The Supreme Court today set aside the order of the NCLAT in Essar Steels Insolvency case, thus holding that NCLAT cannot interfere with the decision of the Committee of Creditors(CoC) which is based on their commercial wisdom.
This paves the way for distribution of claims as decided by the Committee of Creditors, which consists of banks.
The Court also said that Secured and Unsecured creditors, under the principle of parity, cannot be treated as equal, while still balancing the interest of all stakeholders.
The bench of Justices Rohinton Fali Nariman, Surya Kant and V. Ramasubramanian thus said in Committee of Creditors Of Essar Steel India Limited vs.
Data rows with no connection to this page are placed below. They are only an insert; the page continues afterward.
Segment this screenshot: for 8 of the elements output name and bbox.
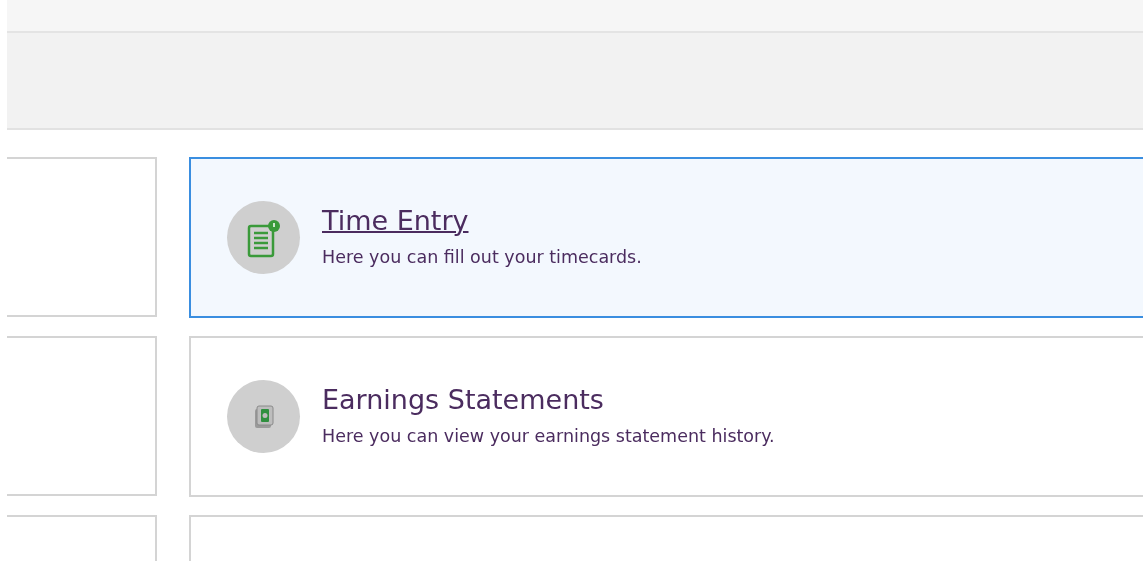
timecard-icon [245, 217, 282, 258]
tile-description: Here you can fill out your timecards. [322, 245, 642, 269]
tile-description: Here you can view your earnings statement history. [322, 424, 775, 448]
tile-card[interactable]: Time Entry Here you can fill out your timecards. [189, 157, 1143, 318]
tile-card[interactable]: Earnings Statements Here you can view your earnings statement history. [189, 336, 1143, 497]
tile-title-link[interactable]: Time Entry [322, 205, 469, 238]
tile-title-link[interactable]: Earnings Statements [322, 384, 604, 417]
money-icon [252, 404, 275, 429]
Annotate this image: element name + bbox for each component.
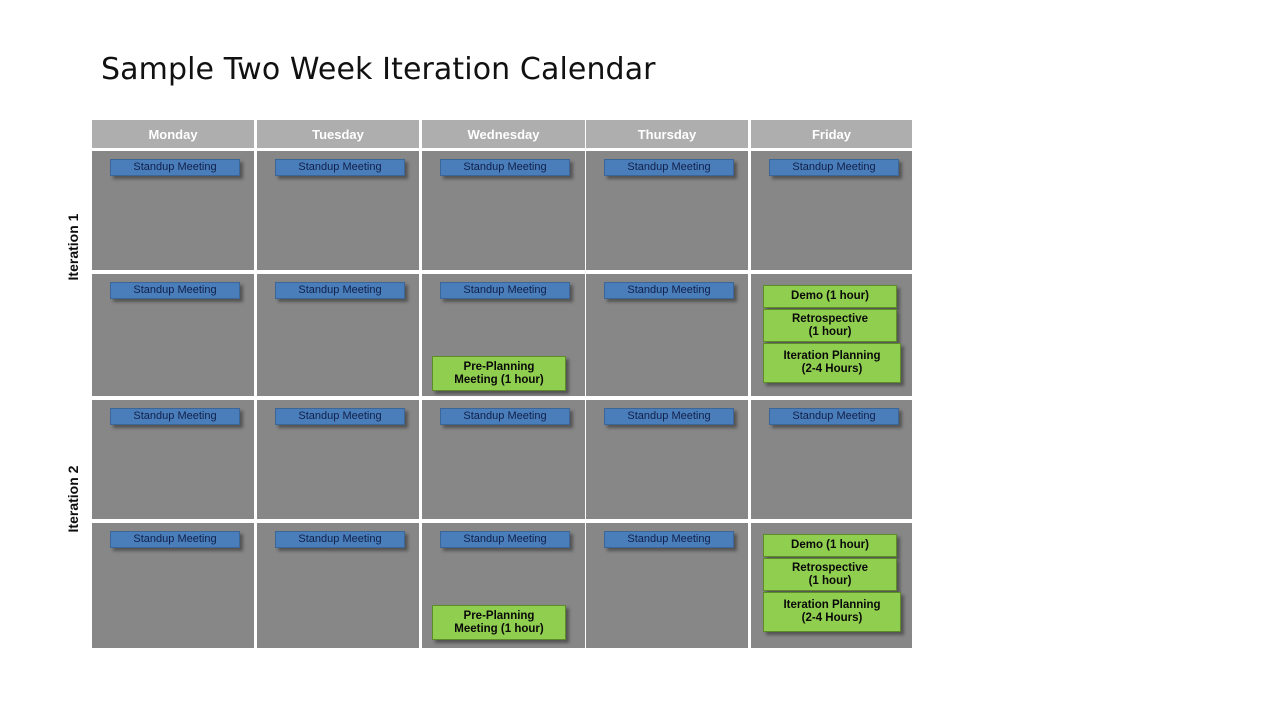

Satish Kumar Gupta that the resolution plan as advanced by Arcelor Mittal in 2018 would continue to operate.
On 2.8.2017, the Adjudicating Authority, being the NCLT, Ahmedabad Bench, passed an order under Section 7 of the Code at the behest of the financial creditors, being the State Bank of India and the Standard Chartered Bank, admitting a petition filed under the Code for financial debts owed to them by the corporate debtor Essar Steel India Limited (hereinafter referred to as “ESIL”), in the sum of roughly Rs.45,000,00,00,000 (Rupees Forty Five Thousand Crores).
The decision of the CoC was challenged by Standard Chartered Bank before the National Company Law Tribunal (NCLAT) on being illegal and discriminatory, on which the NCLAT had ordered equal distribution of funds from the winning bid to both operational and financial creditors.
Arcelor Mittal had won this bid at Rs 42,000 crores but the acquisition process had been due since July this year, when a 2 judge bench of the Supreme Court ordered a status quo in the case.